The flow pattern reveals the gas distribution and vortex formation in the reaction chambers.

To better exemplify reference is made to figure 9 and 10 which show simulation results for the flow velocity streamlines in a 2x2 reactor stack with a central pressure chamber inlet, according to an embodiment of the present invention, in a top view (figure 9) and a perspective view (figure 10). The single inlet redistributes gas flow amongst the four reactor modules, resulting in parallel operation. As shown in figure 11, additional co-reactants or catalysts may be added to the common exhaust of the plasma reactor. This is a beneficial setup, as more reactors in parallel will provide a larger treatment area. In this way, catalysts or co-reactants can be consumed more efficiently.

Example 2: Reactor stack patterns

As shown in figure 12, the inventors can increase the capacity of the reactor by 25% by adding one extra reactor module in the flange center (12A). A 6x pattern (12B) can be achieved via a hexagonal reactor alignment (pattern), and 7x (12C) is shown with a reactor in the flange center. The distance between the reactor modules D can vary 1-200 mm and it is determined by the reactors power and heat dissipation. The distance D can be fixed for a regular distribution such as 6x, but it can also be variable per reactor for distributions such as 7x.

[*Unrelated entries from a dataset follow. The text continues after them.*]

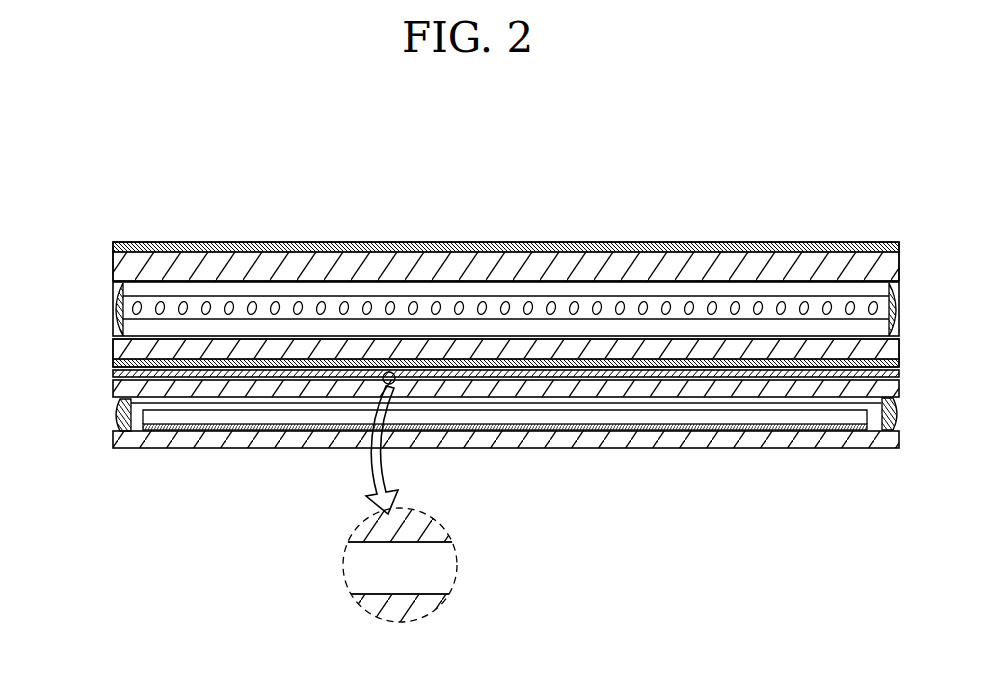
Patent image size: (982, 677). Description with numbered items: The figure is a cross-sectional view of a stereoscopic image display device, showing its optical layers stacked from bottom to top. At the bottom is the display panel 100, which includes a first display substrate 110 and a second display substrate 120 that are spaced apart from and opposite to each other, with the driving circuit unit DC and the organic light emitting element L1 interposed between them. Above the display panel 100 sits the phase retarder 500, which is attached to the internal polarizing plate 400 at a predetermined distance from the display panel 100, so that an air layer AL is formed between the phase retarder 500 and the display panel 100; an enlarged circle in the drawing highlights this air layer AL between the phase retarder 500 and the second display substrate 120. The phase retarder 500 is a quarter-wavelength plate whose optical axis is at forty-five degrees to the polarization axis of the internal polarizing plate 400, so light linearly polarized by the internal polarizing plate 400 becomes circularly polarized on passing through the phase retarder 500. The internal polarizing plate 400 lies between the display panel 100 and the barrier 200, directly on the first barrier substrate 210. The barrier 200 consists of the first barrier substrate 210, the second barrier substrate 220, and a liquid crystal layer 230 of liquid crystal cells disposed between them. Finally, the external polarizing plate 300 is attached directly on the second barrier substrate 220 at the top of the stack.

The display panel 100 is at (112, 420).
The first display substrate 110 is at (752, 440).
The second display substrate 120 is at (817, 390).
The barrier 200 is at (112, 310).
The first barrier substrate 210 is at (795, 350).
The second barrier substrate 220 is at (694, 265).
The liquid crystal layer 230 is at (609, 305).
The external polarizing plate 300 is at (118, 248).
The internal polarizing plate 400 is at (113, 364).
The phase retarder 500 is at (113, 373).
The driving circuit unit DC is at (613, 431).
The organic light emitting element L1 is at (680, 415).
The air layer AL is at (437, 560).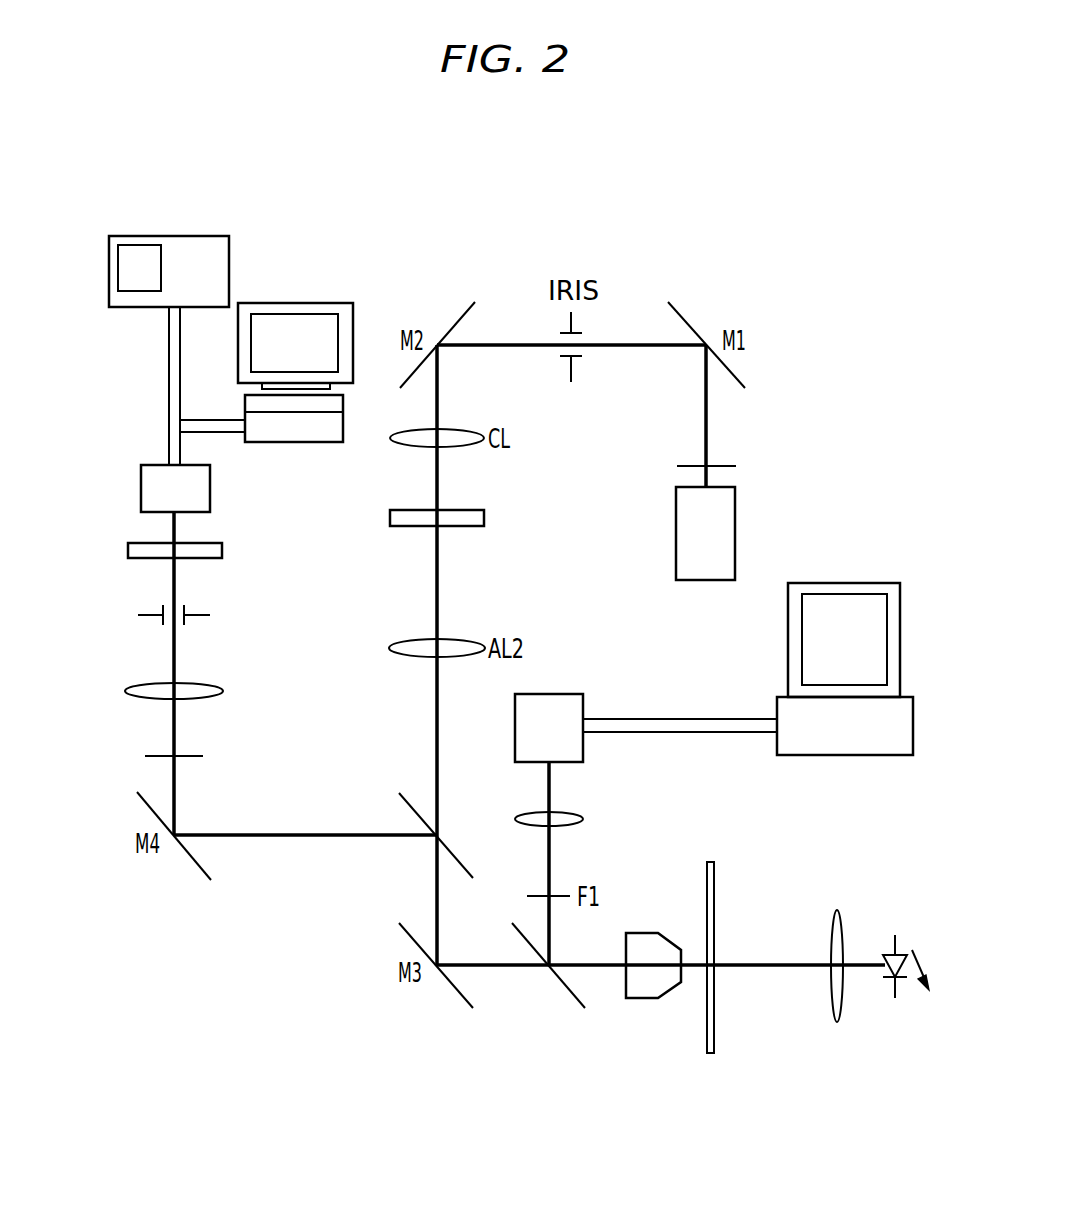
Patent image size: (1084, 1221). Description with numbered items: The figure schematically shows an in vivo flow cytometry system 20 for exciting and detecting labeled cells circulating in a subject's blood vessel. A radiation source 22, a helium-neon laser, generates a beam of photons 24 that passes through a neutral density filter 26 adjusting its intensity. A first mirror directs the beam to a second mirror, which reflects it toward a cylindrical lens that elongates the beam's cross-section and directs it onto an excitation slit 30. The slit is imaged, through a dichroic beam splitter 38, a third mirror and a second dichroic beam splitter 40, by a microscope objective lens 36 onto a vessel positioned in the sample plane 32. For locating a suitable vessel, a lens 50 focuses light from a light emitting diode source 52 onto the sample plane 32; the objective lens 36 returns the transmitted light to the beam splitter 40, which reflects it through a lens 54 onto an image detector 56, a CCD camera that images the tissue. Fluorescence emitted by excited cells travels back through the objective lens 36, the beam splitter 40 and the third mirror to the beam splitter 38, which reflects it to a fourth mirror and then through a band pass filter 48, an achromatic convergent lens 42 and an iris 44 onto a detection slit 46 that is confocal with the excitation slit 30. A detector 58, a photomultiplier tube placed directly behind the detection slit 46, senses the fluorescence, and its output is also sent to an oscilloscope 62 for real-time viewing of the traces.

The reason for this is heat management, as the central reactor module will be subjected to incoming heat from the surrounding reactors modules and will therefore require longer separation distance D than the rest. A further example is given with a scale of 21 x (12D).

Example 3: Gas conversion

Example 2 relates to a radial reactor stack implemented in a plasma reactor. To better exemplify reference is made to figure 13, which shows a cross-sectional view of a fixed bed plasma reactor (110) for the conversion of CO2 gas. A carbon (101) is added to a processing chamber (102) as a fixed bed, which is positioned downstream to multiple reactor modules (103) arranged in a radial reactor stack (109). The nonreactor modules (103) comprise plasma jet generators that are based on a gliding arc plasma technology, where the multiple gliding arcs are operating in parallel in the reactor stack.

A process gas comprising CO2 (104) is provided through a gas inlet (106) to the plasma jet generators (103) via a pressure chamber (105). A plasma is ignited in the process gas (104), thereby obtaining a plasma jet comprising CO and O species. The afterglow of the plasma jet is introduced in the processing chamber (102) comprising the carbon bed (101). A product gas (107) is formed comprising decomposition products, which are mainly CO.

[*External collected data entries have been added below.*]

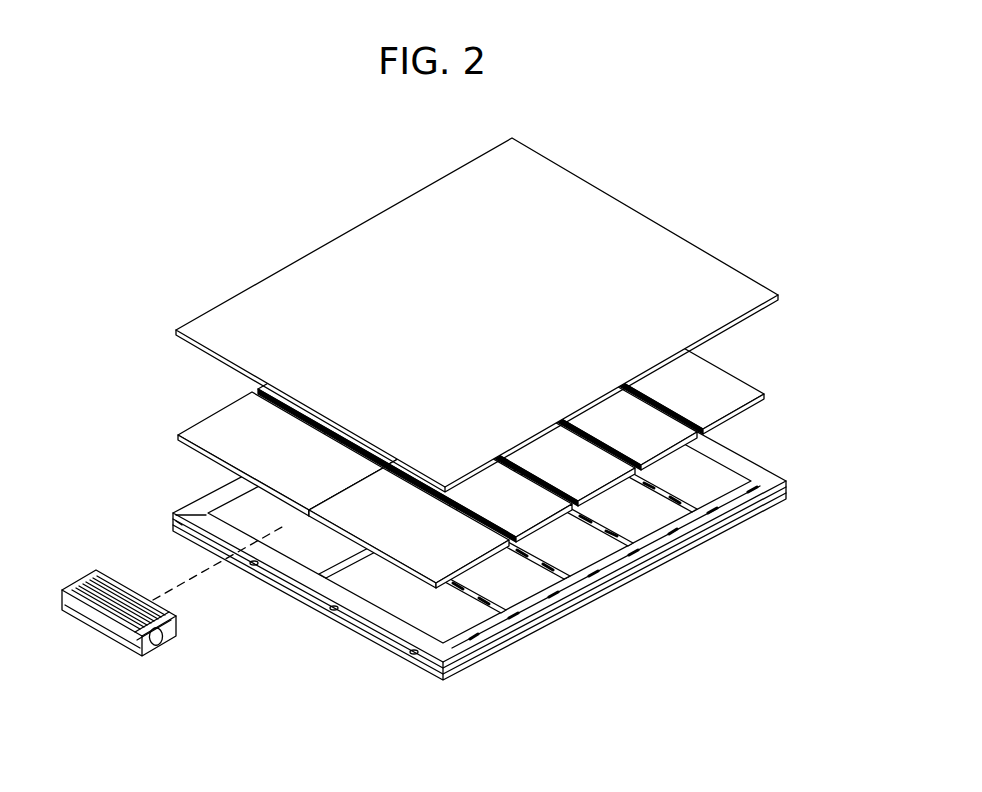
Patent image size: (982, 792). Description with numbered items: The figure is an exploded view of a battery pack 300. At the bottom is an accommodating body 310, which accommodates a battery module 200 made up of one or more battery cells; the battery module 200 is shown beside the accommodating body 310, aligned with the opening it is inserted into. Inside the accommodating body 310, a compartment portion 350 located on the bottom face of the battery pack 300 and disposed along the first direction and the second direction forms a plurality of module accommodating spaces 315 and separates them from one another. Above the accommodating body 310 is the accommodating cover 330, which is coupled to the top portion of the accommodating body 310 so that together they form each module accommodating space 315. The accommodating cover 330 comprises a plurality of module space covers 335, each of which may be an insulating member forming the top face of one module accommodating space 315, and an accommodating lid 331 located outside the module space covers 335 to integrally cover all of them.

The battery module 200 is at (84, 576).
The battery pack 300 is at (166, 165).
The accommodating body 310 is at (776, 502).
The module accommodating space 315 is at (442, 631).
The accommodating cover 330 is at (828, 343).
The accommodating lid 331 is at (702, 310).
The module space cover 335 is at (587, 467).
The compartment portion 350 is at (555, 568).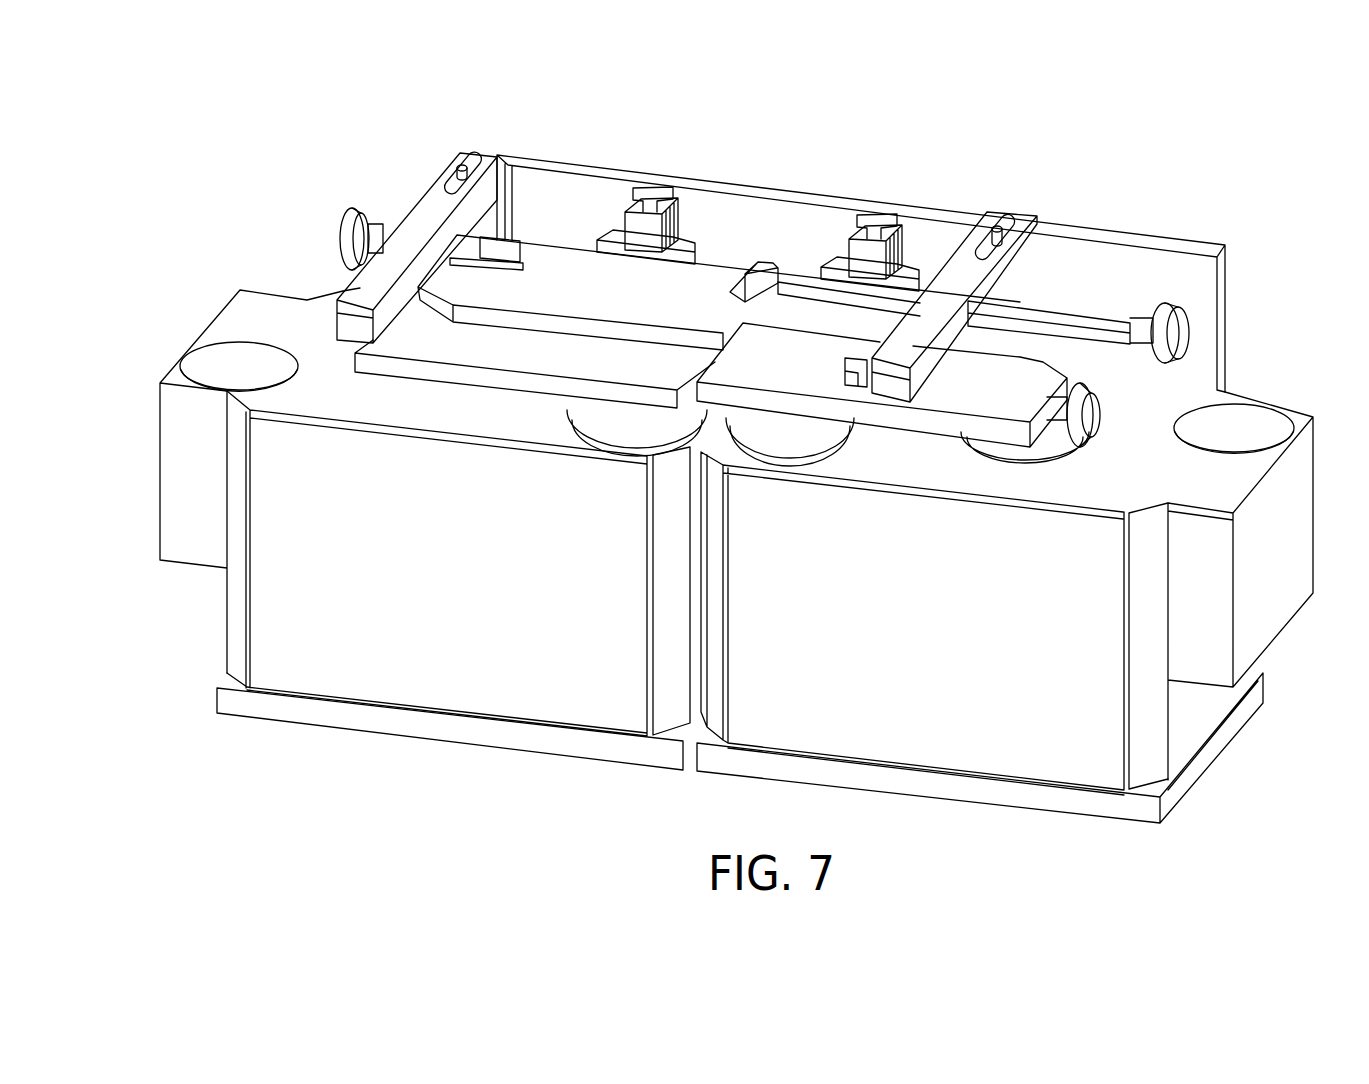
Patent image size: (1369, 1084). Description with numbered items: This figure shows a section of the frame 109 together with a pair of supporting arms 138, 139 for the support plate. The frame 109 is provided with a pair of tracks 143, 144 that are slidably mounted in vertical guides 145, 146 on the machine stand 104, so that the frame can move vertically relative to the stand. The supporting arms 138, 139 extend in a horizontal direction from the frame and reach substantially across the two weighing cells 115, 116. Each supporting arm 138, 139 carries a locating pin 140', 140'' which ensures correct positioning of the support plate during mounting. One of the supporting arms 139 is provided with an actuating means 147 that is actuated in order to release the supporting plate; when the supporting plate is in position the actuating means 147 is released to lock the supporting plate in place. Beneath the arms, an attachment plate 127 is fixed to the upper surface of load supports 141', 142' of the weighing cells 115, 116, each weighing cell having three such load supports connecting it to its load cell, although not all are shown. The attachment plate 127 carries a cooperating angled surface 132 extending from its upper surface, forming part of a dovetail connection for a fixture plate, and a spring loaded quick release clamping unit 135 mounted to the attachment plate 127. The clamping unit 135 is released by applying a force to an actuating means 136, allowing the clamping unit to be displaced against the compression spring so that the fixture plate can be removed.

The machine stand 104 is at (800, 200).
The frame 109 is at (488, 142).
The weighing cell 115 is at (461, 605).
The weighing cell 116 is at (941, 661).
The attachment plate 127 is at (930, 420).
The cooperating angled surface 132 is at (750, 437).
The quick release clamping unit 135 is at (863, 362).
The actuating means 136 is at (1100, 425).
The supporting arm 138 is at (427, 215).
The supporting arm 139 is at (970, 275).
The locating pin 140' is at (1050, 202).
The locating pin 140'' is at (423, 137).
The load support 141' is at (805, 638).
The load support 142' is at (535, 583).
The track 143 is at (688, 235).
The track 144 is at (905, 275).
The vertical guide 145 is at (653, 200).
The vertical guide 146 is at (882, 227).
The actuating means 147 is at (1180, 338).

The product gas (107) is extracted from the processing chamber (102) through a gas outlet (108). Example 4: Interchangeable outlet nozzles

The inventors equipped the reactor modules of a reactor stack with interchangeable outlet nozzles. To better exemplify reference is made to figure 14, which shows reactor modules of a reactor stack provided with interchangeable outlet nozzles of 7 mm (200a), 12 mm (200b), and 18 mm (200c), and figure 15, which shows a CFD simulation of the reactor stack shown in figure 14.

Figure 14 shows a reactor stack comprising four reactor modules, wherein three reaction chambers are provided with interchangeable outlet nozzles (200). There are three of 7 mm (200a), 12 mm (200b), and 18 mm (200c). The fourth reactor module has no outlet nozzle.

The inventors have found that by equipping the reactor modules of a reactor stack with interchangeable outlet nozzles a reverse-vortex flow pattern is formed, as sown figure 15. The high flow velocity (50 m/s) also suggests strong rotation and ability to center and stabilize the plasma.

A pilot reactor stack of 4 reactor modules was built and tested. The reactor modules were powered by 4 1-kW high voltage generators with PWM current control, totaling for 4kW of combined power. The system was subjected to test the CO2 to CO conversion, yielding the following results:

The present invention is in no way limited to the embodiments described in the examples and/or shown in the figures. On the contrary, methods according to the present invention may be realized in many different ways without departing from the scope of the invention.